Ford rehired 350 engineers after its AI QC push misfired. The Independent reports Ford spent billions discovering that its automated quality inspection missed defects veteran humans caught, and has been quietly bringing engineers back over three years — culminating in its first J.D. Power Initial Quality top finish in 16 years. HN commenters flagged that the “AI” here is old-school CNN-based computer vision (specifically the MAIVIS and AiTriz pilots), not LLMs, making the headline misleading. The broader bet from the thread: this becomes a recurring boardroom lesson over the next two years.

Princeton hands RFIC design to RL. IEEE Spectrum covers Princeton researchers applying reinforcement learning, inverse design, and diffusion models to radio-frequency chip layout, producing designs that look like abstract art and outperform human work in a domain engineers literally call a “dark art.” The HN discussion drew immediate comparisons to evolved-antenna work from the 2000s, with some frustration at the article conflating modern ML with decades-old genetic algorithm techniques. The more interesting question raised: how robust are these designs across process variation? The paper shows real measurements matching predictions but doesn’t address it head-on.

Wan Streamer goes full-duplex audio-video. Wan Streamer v0.1 is a single transformer that takes language, audio, and video in and out simultaneously, hitting ~200ms model latency and ~550ms end-to-end at 25fps using block-causal attention and 160ms streaming units. Unlike speech-only systems like GPT-4o Realtime or pipelines that chain ASR/LLM/TTS/animation modules, it’s end-to-end — which is either the right architecture for real-time avatars or a brittle one, depending on whom you ask.
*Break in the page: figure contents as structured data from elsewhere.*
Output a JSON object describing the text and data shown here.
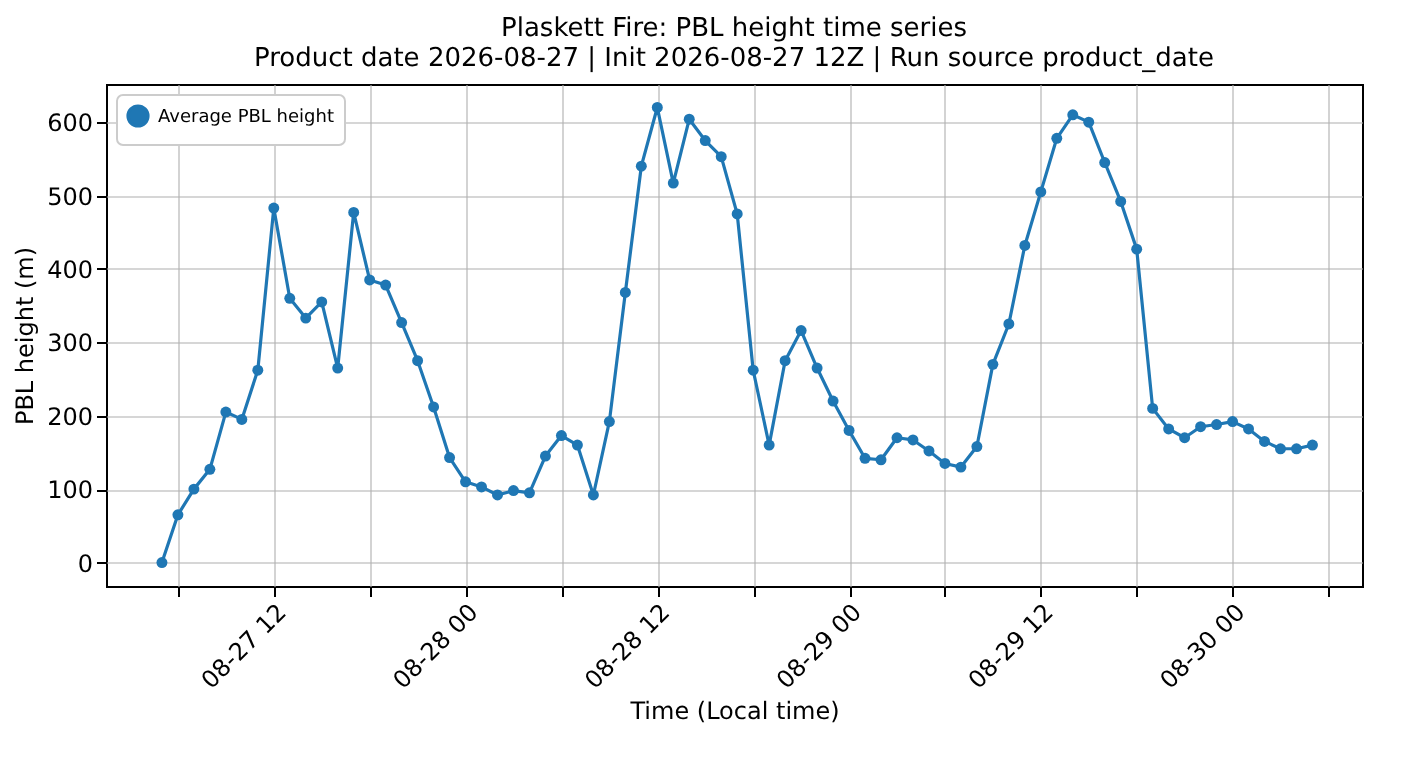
{
  "chart_data": {
    "type": "line",
    "title": "Plaskett Fire: PBL height time series",
    "subtitle": "Product date 2026-08-27 | Init 2026-08-27 12Z | Run source product_date",
    "xlabel": "Time (Local time)",
    "ylabel": "PBL height (m)",
    "x": [
      "2026-08-27T05:00",
      "2026-08-27T06:00",
      "2026-08-27T07:00",
      "2026-08-27T08:00",
      "2026-08-27T09:00",
      "2026-08-27T10:00",
      "2026-08-27T11:00",
      "2026-08-27T12:00",
      "2026-08-27T13:00",
      "2026-08-27T14:00",
      "2026-08-27T15:00",
      "2026-08-27T16:00",
      "2026-08-27T17:00",
      "2026-08-27T18:00",
      "2026-08-27T19:00",
      "2026-08-27T20:00",
      "2026-08-27T21:00",
      "2026-08-27T22:00",
      "2026-08-27T23:00",
      "2026-08-28T00:00",
      "2026-08-28T01:00",
      "2026-08-28T02:00",
      "2026-08-28T03:00",
      "2026-08-28T04:00",
      "2026-08-28T05:00",
      "2026-08-28T06:00",
      "2026-08-28T07:00",
      "2026-08-28T08:00",
      "2026-08-28T09:00",
      "2026-08-28T10:00",
      "2026-08-28T11:00",
      "2026-08-28T12:00",
      "2026-08-28T13:00",
      "2026-08-28T14:00",
      "2026-08-28T15:00",
      "2026-08-28T16:00",
      "2026-08-28T17:00",
      "2026-08-28T18:00",
      "2026-08-28T19:00",
      "2026-08-28T20:00",
      "2026-08-28T21:00",
      "2026-08-28T22:00",
      "2026-08-28T23:00",
      "2026-08-29T00:00",
      "2026-08-29T01:00",
      "2026-08-29T02:00",
      "2026-08-29T03:00",
      "2026-08-29T04:00",
      "2026-08-29T05:00",
      "2026-08-29T06:00",
      "2026-08-29T07:00",
      "2026-08-29T08:00",
      "2026-08-29T09:00",
      "2026-08-29T10:00",
      "2026-08-29T11:00",
      "2026-08-29T12:00",
      "2026-08-29T13:00",
      "2026-08-29T14:00",
      "2026-08-29T15:00",
      "2026-08-29T16:00",
      "2026-08-29T17:00",
      "2026-08-29T18:00",
      "2026-08-29T19:00",
      "2026-08-29T20:00",
      "2026-08-29T21:00",
      "2026-08-29T22:00",
      "2026-08-29T23:00",
      "2026-08-30T00:00",
      "2026-08-30T01:00",
      "2026-08-30T02:00",
      "2026-08-30T03:00",
      "2026-08-30T04:00",
      "2026-08-30T05:00"
    ],
    "series": [
      {
        "name": "Average PBL height",
        "color": "#1f77b4",
        "values": [
          0,
          65,
          100,
          127,
          205,
          195,
          262,
          483,
          360,
          333,
          355,
          265,
          477,
          385,
          378,
          327,
          275,
          212,
          143,
          110,
          103,
          92,
          98,
          95,
          145,
          173,
          160,
          92,
          192,
          368,
          540,
          620,
          517,
          604,
          575,
          553,
          475,
          262,
          160,
          275,
          316,
          265,
          220,
          180,
          142,
          140,
          170,
          167,
          152,
          135,
          130,
          158,
          270,
          325,
          432,
          505,
          578,
          610,
          600,
          545,
          492,
          427,
          210,
          182,
          170,
          185,
          188,
          192,
          182,
          165,
          155,
          155,
          160
        ]
      }
    ],
    "xlim": [
      "2026-08-27T01:30",
      "2026-08-30T08:06"
    ],
    "xticks": [
      {
        "value": "2026-08-27T06:00",
        "label": null
      },
      {
        "value": "2026-08-27T12:00",
        "label": "08-27 12"
      },
      {
        "value": "2026-08-27T18:00",
        "label": null
      },
      {
        "value": "2026-08-28T00:00",
        "label": "08-28 00"
      },
      {
        "value": "2026-08-28T06:00",
        "label": null
      },
      {
        "value": "2026-08-28T12:00",
        "label": "08-28 12"
      },
      {
        "value": "2026-08-28T18:00",
        "label": null
      },
      {
        "value": "2026-08-29T00:00",
        "label": "08-29 00"
      },
      {
        "value": "2026-08-29T06:00",
        "label": null
      },
      {
        "value": "2026-08-29T12:00",
        "label": "08-29 12"
      },
      {
        "value": "2026-08-29T18:00",
        "label": null
      },
      {
        "value": "2026-08-30T00:00",
        "label": "08-30 00"
      },
      {
        "value": "2026-08-30T06:00",
        "label": null
      }
    ],
    "ylim": [
      -32,
      652
    ],
    "yticks": [
      0,
      100,
      200,
      300,
      400,
      500,
      600
    ],
    "grid": true,
    "legend": "top left",
    "marker": "circle",
    "line_style": "solid"
  }
}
Apple’s Vision Pro VP heads to OpenAI. Paul Meade, who’d been leading Vision Pro and reportedly Apple’s smart-glasses effort, is leaving for OpenAI’s hardware team, per TechCrunch. The move is partly attributed to John Ternus’s incoming CEO transition and the hardware reorg that came with it. Meade joins the Jony Ive-led OpenAI device effort, which now has a notably Apple-flavored bench.

Two small tools worth noting. Wayfinder Router does deterministic local-vs-cloud LLM routing based on prompt structure (length, code, math cues) in microseconds, with the honest caveat that it can’t beat random on short-but-semantically-hard prompts. And Adrafinil is a macOS menu bar app that keeps your Mac awake with the lid closed only while Claude Code, Codex, or Cursor sessions are active, releasing sleep control when agents finish. Both are the kind of thing you build when you actually use this stuff daily.

That’s the morning. Watch DSpark adoption over the next few weeks — if third-party providers start serving DeepSeek V4 at materially better speeds, the inference-cost gap with US labs widens further.